Summer fieldwork pays dividends for undergraduate researchers
Undergraduate research students play an important role in Redmond’s labor-intensive fieldwork. Many Redmond students choose to earn research credits or through honors program courses; others are simply interested in seeing what practical work in the field entails. Redmond notes that while the degree of student involvement varies, many students develop their own projects from their early field investigations, often resulting in poster and lecture presentations and, in some cases, publications.
This summer, Redmond worked with two biology students, fourth-year Bethany Hollenbush and third-year Grace Muench. A project supported in part by the Penn State Schuylkill Faculty and Student Research Endowment, and a research development grant from Penn State Schuylkill. Hollenbush has been tangentially involved with Redmond’s search since late 2019, but this was her first time on the field after COVID-19 halted field activities the previous summer.
Hollenbush was excited and yet surprised at how much she enjoyed working in the field.

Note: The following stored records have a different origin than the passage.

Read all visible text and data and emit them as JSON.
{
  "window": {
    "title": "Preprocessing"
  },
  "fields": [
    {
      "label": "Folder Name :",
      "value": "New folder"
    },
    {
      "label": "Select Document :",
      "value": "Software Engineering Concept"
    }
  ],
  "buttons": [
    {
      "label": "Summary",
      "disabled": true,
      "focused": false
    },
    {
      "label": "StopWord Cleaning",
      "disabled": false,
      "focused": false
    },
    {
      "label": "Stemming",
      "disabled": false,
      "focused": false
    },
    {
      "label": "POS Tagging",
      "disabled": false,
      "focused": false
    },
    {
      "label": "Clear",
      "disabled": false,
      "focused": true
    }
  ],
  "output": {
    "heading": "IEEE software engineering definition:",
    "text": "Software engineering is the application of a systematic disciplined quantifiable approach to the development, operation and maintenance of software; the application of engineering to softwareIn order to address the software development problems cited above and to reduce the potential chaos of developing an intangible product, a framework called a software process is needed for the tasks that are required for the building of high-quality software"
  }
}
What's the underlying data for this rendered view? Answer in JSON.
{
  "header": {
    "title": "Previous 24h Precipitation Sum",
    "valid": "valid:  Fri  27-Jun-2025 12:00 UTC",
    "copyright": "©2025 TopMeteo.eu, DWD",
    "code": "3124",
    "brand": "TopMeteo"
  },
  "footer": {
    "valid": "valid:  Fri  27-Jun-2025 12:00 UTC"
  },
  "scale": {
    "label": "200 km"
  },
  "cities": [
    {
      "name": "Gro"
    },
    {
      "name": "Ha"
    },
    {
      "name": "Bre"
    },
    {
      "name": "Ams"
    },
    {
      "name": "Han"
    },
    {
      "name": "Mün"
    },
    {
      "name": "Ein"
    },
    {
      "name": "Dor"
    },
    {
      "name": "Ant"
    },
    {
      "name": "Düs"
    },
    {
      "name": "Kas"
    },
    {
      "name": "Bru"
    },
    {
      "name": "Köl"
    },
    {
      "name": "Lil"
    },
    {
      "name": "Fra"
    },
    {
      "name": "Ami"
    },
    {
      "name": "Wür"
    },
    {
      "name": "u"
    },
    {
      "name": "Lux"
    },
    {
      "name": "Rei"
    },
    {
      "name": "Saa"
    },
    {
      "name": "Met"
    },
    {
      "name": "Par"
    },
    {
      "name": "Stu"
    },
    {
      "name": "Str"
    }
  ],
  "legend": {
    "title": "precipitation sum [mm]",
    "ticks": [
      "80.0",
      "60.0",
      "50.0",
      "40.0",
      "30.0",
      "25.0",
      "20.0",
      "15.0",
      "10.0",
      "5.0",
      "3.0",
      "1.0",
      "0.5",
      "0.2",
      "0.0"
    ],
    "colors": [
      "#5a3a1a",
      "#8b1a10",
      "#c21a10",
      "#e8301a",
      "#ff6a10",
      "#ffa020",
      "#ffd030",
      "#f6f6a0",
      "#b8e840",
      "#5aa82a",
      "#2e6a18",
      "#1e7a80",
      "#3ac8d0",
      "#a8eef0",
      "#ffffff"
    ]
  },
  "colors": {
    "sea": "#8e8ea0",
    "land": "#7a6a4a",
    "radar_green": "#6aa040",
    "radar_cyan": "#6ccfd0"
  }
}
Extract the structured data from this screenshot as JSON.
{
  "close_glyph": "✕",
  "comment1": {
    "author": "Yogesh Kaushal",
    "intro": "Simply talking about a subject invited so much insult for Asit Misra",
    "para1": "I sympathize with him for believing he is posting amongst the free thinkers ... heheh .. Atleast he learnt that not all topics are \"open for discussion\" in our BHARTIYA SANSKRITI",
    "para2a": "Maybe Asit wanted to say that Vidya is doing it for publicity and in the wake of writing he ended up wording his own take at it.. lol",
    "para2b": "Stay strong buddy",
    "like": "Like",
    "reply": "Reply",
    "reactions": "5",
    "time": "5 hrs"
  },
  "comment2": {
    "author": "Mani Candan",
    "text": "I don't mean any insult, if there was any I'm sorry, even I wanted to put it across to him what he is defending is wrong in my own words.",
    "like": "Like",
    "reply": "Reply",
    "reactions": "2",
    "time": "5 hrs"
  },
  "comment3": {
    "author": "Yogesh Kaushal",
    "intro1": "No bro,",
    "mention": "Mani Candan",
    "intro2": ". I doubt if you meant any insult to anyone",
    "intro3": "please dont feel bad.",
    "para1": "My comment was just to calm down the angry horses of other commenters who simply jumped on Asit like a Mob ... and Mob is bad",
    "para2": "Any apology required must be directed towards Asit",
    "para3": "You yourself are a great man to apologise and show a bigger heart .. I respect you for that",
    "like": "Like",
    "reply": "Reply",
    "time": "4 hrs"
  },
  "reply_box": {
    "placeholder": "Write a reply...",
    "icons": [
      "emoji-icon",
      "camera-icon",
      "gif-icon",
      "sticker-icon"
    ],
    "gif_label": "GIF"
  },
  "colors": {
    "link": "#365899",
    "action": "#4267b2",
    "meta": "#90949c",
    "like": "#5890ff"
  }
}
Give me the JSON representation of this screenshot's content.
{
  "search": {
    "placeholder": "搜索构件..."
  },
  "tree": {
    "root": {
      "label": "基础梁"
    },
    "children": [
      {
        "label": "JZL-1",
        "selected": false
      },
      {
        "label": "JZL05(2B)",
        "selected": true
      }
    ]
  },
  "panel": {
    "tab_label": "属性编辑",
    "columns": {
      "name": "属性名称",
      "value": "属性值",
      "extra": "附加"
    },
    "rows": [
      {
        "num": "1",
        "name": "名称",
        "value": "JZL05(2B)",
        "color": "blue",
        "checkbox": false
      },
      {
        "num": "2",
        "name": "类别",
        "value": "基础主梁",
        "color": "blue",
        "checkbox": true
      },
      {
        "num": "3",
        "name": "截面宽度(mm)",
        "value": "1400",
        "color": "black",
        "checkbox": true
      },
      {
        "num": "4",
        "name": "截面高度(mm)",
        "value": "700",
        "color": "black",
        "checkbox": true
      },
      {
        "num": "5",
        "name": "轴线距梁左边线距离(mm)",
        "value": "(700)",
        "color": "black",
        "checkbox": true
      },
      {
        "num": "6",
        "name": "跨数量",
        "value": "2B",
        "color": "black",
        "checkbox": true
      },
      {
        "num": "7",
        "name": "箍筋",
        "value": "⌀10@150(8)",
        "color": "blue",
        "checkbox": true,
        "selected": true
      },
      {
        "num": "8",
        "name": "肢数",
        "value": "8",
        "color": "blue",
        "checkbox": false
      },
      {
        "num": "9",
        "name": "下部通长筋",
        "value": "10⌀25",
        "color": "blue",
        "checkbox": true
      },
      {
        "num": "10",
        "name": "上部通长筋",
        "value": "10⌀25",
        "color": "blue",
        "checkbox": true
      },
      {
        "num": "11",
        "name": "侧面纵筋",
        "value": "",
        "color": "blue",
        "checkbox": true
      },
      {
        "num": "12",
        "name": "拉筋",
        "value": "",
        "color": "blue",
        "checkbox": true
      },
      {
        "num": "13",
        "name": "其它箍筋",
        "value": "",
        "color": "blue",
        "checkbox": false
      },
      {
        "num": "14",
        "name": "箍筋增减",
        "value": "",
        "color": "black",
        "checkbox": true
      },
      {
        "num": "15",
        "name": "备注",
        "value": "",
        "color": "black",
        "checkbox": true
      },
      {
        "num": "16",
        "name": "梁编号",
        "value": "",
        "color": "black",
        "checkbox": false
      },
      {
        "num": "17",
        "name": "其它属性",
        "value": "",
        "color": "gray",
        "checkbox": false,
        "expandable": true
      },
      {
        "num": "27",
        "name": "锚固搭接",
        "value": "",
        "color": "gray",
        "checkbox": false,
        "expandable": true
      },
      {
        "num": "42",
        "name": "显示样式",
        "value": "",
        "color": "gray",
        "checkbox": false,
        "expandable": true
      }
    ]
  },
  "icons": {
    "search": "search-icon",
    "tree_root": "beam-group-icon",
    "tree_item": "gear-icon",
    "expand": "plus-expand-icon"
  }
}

“I really looked forward to getting out in the field every morning with Grace and Dr. Redmond,” Hollenbush pointed out, “and found myself disappointed on days when we couldn’t get out due to weather or other circumstances.”
For Hollenbush, his summer on the pitch also helped shape his career path. “I always knew I wanted to do something involving animals, but this experience really confirmed that I wanted to have a future in ornithology,” she said.
Muench also recalled the importance of his first experience on the pitch.
“Although it’s a demanding job, this summer has been my most enjoyable and rewarding yet,” Muench said. “I came away with a lot of new knowledge and experience on many different subjects. I also learned many skills such as: catching birds via mist nets, bird banding and bird taking. blood samples I was also lucky to have found a great partner and best friend at Bethany.